Ratings for the TekWar premiere were strong in Canada, and in the United States it boosted viewership significantly on local stations nationwide. The movie’s inaugural telecast spiked viewership by 350 percent from the previous November on San Francisco’s KOFY, while WPIX (Ch. 11) in New York City scored the biggest TekWar ratings in the country. St. Louis and Miami also reported sizable increases in viewership—129 percent and 225 percent, respectively—over the previous November.31

Bill visited NBC’s The Tonight Show in June and revealed that TekWar would air as a television series on cable’s USA Network, with Greg Evigan reprising his role as Jake Cardigan.

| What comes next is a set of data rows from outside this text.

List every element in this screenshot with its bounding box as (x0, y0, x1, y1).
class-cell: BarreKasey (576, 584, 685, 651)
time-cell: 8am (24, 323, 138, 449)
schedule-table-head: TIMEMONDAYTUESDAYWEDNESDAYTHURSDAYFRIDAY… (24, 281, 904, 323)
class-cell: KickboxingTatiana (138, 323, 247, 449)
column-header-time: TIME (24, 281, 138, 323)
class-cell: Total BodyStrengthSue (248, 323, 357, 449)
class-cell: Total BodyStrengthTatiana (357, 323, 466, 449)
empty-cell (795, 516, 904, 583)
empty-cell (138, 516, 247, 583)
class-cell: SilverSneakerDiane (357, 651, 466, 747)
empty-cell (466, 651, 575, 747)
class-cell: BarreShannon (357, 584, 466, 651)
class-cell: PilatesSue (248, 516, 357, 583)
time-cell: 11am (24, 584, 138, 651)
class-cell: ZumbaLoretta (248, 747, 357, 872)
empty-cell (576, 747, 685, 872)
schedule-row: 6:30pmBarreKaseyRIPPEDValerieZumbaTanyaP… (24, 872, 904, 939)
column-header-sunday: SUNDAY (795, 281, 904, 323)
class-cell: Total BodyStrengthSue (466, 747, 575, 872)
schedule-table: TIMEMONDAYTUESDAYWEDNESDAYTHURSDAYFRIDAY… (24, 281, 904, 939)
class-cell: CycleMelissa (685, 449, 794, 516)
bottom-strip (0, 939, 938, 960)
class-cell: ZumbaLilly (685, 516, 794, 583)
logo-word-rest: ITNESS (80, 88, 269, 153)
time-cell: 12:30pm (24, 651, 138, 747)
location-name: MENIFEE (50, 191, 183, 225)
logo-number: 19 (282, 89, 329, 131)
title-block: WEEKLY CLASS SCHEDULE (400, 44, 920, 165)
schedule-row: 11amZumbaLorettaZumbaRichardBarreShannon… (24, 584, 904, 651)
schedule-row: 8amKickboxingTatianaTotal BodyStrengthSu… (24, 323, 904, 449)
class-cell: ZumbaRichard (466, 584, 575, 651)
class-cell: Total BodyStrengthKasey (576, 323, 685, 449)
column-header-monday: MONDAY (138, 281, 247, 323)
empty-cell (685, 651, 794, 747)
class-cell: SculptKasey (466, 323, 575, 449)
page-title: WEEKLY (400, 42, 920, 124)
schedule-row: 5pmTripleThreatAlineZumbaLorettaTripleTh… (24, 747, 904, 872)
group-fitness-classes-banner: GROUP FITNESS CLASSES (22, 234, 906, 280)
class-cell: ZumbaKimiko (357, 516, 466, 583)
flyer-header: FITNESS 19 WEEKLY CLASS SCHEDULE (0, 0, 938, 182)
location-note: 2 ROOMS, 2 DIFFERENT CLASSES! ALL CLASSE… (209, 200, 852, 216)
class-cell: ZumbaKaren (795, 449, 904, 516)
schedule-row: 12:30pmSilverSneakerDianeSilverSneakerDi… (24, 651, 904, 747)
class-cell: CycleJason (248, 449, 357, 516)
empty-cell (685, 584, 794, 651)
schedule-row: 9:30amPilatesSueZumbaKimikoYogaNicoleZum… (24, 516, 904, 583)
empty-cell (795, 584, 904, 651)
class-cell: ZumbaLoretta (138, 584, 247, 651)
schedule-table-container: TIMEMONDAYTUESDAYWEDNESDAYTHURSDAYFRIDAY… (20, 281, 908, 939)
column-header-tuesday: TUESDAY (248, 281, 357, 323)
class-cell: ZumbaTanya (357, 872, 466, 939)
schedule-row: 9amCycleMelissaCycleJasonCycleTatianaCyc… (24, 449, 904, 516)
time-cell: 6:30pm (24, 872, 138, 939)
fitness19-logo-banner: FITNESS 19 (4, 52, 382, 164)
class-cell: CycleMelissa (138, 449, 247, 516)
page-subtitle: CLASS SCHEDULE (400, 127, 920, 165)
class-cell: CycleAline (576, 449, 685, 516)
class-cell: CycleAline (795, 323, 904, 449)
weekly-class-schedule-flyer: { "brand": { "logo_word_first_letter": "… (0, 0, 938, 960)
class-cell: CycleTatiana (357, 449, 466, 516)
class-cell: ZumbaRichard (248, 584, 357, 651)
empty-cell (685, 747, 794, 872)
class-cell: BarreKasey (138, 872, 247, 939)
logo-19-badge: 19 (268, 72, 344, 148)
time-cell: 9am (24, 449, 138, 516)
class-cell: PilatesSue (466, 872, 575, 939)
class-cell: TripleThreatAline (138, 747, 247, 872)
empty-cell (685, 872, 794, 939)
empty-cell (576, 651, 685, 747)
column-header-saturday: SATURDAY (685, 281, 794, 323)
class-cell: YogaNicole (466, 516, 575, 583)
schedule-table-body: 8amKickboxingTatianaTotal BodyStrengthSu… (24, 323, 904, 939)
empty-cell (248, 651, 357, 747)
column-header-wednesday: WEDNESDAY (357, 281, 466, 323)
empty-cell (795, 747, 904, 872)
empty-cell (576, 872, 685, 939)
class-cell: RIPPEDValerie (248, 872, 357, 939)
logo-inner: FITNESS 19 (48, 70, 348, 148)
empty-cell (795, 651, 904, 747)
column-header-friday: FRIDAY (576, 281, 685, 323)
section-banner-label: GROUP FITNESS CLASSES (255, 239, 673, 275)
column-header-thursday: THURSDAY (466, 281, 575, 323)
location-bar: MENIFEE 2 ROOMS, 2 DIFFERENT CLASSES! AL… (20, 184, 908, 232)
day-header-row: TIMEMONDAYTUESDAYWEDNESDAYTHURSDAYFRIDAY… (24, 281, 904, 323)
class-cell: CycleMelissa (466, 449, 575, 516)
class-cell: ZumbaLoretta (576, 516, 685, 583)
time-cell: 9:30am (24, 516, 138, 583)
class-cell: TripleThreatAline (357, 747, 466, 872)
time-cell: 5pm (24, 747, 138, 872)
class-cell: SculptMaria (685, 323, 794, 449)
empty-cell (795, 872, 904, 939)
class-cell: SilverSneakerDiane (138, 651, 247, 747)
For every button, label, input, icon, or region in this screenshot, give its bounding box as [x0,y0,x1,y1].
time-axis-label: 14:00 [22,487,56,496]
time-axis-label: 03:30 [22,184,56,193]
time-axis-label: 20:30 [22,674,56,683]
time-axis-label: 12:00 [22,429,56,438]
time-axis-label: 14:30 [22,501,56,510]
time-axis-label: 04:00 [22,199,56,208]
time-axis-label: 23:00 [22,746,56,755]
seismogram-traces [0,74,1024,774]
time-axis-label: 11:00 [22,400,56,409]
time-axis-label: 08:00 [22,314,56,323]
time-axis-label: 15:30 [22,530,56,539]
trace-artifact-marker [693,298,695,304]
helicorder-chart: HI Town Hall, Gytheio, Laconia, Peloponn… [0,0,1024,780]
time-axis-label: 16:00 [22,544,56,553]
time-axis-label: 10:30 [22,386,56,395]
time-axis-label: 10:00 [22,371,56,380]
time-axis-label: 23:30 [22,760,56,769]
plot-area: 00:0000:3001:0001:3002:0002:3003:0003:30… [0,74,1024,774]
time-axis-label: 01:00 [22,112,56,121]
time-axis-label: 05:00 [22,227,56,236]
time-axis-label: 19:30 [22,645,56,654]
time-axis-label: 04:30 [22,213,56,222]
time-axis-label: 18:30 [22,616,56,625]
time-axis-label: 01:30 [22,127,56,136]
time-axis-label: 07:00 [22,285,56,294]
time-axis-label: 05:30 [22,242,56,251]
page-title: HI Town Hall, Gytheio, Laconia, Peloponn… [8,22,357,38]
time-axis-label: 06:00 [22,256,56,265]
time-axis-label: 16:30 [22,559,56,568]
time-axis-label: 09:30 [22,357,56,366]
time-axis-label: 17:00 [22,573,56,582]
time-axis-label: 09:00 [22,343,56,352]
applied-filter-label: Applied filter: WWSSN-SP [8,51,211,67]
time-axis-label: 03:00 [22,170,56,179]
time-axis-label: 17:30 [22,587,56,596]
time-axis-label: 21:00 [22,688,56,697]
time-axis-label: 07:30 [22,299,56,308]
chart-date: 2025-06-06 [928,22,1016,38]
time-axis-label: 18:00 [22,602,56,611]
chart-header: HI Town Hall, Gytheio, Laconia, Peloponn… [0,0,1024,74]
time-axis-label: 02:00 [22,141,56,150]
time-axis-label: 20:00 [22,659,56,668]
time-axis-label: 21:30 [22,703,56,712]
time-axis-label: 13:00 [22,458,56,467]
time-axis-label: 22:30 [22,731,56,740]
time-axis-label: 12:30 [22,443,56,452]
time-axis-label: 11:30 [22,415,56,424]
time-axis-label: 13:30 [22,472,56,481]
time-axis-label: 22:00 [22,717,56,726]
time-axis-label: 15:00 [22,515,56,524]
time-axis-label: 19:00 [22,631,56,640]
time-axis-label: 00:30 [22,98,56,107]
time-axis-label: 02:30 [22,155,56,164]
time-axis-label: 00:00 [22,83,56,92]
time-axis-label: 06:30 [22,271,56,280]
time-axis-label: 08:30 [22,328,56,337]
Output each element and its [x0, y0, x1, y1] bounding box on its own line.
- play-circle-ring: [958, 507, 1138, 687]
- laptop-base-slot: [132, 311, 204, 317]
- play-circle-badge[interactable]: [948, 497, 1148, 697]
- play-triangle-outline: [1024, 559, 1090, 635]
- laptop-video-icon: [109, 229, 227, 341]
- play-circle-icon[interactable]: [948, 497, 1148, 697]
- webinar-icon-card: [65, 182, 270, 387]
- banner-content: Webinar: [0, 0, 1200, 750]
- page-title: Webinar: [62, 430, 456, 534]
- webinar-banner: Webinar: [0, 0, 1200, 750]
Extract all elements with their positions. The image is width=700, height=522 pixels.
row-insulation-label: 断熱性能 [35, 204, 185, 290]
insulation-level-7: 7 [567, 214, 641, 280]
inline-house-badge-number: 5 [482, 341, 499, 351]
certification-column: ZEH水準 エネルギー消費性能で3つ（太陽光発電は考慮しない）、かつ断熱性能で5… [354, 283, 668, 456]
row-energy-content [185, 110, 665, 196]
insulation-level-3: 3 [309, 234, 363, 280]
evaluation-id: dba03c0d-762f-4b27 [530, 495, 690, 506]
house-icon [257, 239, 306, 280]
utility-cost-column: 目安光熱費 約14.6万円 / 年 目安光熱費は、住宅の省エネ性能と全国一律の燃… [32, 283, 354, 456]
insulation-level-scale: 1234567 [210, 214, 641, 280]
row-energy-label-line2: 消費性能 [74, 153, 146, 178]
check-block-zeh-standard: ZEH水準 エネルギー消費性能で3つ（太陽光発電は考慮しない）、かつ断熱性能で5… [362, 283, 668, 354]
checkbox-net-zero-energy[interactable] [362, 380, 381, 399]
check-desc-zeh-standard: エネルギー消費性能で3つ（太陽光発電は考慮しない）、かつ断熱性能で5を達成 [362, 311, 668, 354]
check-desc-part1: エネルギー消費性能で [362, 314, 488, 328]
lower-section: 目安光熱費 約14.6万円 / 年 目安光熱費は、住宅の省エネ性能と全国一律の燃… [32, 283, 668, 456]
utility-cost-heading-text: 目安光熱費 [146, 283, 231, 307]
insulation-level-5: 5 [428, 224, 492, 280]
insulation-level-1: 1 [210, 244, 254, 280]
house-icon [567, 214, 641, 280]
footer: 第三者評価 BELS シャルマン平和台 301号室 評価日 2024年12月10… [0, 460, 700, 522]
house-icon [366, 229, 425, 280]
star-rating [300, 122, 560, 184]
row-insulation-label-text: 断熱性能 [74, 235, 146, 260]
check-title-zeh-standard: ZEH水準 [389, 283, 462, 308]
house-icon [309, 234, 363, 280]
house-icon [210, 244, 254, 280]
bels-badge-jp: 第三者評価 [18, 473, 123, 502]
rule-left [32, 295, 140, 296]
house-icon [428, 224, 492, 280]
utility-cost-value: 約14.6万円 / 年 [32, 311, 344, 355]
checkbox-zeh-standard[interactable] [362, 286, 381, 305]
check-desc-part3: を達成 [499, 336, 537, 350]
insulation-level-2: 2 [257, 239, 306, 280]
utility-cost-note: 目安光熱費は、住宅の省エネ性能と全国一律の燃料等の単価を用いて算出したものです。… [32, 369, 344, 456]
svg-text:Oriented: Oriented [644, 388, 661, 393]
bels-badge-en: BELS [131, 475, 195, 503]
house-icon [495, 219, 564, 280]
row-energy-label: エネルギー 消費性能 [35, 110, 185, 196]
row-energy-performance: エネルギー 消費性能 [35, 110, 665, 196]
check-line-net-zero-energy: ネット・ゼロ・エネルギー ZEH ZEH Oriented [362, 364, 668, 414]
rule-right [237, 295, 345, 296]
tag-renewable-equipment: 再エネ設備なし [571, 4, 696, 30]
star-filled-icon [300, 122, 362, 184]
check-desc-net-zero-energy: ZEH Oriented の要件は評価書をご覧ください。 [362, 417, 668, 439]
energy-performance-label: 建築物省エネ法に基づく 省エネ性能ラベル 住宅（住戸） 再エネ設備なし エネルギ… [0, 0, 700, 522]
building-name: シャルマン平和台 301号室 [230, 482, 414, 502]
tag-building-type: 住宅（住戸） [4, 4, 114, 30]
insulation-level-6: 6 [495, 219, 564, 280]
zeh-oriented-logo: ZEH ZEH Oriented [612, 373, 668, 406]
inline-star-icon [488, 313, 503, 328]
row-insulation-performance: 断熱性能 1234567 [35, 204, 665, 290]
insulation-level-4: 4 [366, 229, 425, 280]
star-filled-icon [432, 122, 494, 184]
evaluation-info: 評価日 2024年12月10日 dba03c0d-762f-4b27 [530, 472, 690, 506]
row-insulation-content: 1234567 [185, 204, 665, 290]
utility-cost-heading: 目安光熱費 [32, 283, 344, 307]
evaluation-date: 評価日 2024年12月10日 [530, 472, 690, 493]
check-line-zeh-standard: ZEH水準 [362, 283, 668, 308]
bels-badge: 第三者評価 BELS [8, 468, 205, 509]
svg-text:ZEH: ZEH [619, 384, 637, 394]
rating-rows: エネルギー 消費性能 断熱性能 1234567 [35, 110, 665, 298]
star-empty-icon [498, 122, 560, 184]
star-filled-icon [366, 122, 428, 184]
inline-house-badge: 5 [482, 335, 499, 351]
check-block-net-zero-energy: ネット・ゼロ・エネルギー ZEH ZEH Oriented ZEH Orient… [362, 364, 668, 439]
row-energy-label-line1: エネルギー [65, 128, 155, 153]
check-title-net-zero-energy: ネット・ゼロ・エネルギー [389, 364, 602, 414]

In August, USA announced that the series would premiere in January 1995, with Bill executive-producing and returning as Walter Bascom. USA also bought the rights to the four two-hour TekWar movies airing in syndication.

The TekWar series premiered on January 7, 1995, to record viewership on USA Network, earning a 3.4 rating as the most-watched premiere episode in basic-cable history. Variety hated the opener, calling Evigan “David Hasselhoff without the charisma” and ripping the show’s “humorless script” and the “problematic pastiche” of its production design while calling Bill “cool, calm and all-knowing” and “the coolest thing on screen.” Viewership eventually tailed off, and in June, USA cancelled the series after airing fourteen episodes. In January 1996, the four remaining episodes were moved to USA’s cable sister network, Sci-Fi Channel, while it aired on CTV in Canada, completing its run in February.